Since -o will make grep print only the matched part of the line, you can just search for ALTER USER.* to match everything from ALTER USER to the end:
$ ls -t postgresq*.log | head -n1 | xargs grep -oP 'ALTER USER.*'
ALTER USER username WITH ENCRYPTED PASSWORD 'JUly@#12' valid until '2021-07-20';
Note that parsing the output of ls is generally not a good idea, but it is probably safe in your case since these log files should have simple names.
Using teh zsh shell and sed to find and modify the line you're looking for:
sed '/ALTER USER/ s/.*statement: //' postgresq*.log(.om[1])

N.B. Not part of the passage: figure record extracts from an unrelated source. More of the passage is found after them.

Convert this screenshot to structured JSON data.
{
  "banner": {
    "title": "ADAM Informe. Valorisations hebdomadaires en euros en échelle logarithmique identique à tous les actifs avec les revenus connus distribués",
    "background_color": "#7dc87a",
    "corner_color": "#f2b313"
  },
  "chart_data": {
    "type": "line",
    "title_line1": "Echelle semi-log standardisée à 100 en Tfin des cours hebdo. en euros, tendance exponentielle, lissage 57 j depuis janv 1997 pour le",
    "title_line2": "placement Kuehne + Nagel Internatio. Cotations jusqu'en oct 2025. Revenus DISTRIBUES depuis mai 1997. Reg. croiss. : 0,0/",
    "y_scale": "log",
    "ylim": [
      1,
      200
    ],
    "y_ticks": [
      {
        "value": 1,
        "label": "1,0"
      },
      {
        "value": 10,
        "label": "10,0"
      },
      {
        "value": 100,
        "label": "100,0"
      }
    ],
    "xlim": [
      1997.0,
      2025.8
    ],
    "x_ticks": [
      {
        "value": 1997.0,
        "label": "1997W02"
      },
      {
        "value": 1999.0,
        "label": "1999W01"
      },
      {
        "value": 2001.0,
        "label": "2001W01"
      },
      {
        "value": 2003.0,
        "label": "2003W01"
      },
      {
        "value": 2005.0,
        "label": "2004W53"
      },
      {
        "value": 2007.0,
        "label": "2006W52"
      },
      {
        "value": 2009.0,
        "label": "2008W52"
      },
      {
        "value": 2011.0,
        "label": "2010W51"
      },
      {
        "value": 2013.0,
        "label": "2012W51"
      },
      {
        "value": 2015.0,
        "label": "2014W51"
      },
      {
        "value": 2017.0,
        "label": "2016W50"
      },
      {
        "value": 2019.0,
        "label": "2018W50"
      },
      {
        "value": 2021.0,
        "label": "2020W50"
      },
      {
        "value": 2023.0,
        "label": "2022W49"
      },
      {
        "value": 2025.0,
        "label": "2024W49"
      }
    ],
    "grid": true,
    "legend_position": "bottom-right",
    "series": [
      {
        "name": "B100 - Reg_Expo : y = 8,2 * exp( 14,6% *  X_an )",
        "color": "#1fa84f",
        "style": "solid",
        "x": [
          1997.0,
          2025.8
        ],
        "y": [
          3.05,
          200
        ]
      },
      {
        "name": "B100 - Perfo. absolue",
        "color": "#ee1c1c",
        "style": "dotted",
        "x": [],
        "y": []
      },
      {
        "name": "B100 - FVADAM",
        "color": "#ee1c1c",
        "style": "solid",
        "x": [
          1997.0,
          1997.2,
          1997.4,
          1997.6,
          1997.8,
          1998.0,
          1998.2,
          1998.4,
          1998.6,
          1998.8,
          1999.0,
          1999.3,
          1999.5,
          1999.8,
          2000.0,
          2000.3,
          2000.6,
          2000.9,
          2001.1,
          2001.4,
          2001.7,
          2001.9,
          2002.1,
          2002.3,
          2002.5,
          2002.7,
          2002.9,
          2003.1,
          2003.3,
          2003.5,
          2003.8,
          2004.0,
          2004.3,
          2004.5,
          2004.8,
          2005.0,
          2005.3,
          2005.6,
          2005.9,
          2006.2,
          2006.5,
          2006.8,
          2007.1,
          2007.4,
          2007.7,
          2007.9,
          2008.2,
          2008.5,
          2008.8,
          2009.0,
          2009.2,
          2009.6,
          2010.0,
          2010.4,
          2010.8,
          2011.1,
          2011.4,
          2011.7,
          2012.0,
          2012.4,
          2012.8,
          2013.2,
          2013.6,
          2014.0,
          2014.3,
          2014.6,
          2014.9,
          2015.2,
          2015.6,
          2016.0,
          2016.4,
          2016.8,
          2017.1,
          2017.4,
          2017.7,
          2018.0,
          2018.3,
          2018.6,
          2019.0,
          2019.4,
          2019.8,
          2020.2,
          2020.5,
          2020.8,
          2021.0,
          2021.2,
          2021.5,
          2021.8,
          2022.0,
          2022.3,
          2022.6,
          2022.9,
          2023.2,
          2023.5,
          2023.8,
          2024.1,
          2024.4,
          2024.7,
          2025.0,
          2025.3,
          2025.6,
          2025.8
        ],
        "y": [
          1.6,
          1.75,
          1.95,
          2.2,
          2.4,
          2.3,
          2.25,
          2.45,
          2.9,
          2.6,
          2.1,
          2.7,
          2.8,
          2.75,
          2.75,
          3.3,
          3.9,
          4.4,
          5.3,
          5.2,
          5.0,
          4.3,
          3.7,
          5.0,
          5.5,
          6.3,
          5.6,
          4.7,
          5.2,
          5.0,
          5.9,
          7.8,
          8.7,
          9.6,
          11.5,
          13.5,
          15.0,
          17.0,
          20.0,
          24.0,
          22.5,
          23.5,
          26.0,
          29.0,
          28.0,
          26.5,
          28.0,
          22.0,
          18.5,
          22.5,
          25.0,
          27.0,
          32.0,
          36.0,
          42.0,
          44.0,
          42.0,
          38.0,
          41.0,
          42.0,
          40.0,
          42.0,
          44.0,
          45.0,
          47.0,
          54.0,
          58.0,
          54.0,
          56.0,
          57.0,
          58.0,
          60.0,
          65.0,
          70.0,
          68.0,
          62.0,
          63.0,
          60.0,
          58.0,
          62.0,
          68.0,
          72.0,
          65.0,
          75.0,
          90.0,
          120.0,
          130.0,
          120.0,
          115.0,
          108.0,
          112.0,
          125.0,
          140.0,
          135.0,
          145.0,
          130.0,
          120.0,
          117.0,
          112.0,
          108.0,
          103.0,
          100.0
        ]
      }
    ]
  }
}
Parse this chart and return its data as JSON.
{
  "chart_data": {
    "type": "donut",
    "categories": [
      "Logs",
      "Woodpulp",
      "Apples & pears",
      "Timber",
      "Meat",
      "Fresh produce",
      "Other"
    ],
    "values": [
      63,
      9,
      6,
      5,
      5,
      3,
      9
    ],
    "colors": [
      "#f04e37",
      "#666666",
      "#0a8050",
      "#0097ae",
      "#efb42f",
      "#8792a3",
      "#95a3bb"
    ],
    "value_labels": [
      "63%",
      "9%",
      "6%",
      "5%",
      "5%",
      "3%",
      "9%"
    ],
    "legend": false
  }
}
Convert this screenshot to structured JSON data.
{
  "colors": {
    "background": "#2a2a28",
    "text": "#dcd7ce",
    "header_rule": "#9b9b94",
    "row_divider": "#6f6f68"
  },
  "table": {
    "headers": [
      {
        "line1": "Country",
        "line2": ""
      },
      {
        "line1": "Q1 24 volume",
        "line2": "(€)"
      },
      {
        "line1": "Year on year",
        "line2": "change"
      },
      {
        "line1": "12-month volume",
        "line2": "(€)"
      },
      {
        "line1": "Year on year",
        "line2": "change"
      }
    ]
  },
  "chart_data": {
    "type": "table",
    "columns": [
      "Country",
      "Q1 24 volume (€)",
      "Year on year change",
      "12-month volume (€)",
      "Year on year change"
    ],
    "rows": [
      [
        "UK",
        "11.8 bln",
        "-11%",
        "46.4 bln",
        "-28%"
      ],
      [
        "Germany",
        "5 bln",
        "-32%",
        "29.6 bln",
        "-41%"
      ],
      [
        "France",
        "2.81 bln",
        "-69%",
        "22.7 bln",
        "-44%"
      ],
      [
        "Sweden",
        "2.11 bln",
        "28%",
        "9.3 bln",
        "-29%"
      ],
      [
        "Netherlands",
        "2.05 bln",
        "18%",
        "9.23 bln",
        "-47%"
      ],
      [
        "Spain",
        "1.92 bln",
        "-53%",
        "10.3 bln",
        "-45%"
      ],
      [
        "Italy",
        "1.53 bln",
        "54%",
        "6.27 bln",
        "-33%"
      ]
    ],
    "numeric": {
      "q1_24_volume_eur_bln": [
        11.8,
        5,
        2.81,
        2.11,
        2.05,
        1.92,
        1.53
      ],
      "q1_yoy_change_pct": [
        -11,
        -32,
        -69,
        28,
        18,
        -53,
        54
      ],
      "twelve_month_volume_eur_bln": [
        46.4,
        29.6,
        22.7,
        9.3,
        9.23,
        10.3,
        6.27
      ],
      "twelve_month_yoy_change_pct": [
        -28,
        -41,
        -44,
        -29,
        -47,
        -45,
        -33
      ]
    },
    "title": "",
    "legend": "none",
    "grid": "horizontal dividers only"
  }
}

The globbing pattern postgresq*.log(.om[1]) was explained in some detail in my answer to your previous question. In short, it expands to the name of the most recently modified regular file whose name matches postgresq*.log, or it generates an error if no names matches the pattern.
The sed expression
/ALTER USER/ s/.*statement: //
will find any line that contains the string ALTER USER in the given file, and then delete everything from the start of that line up to the space after the string statement:.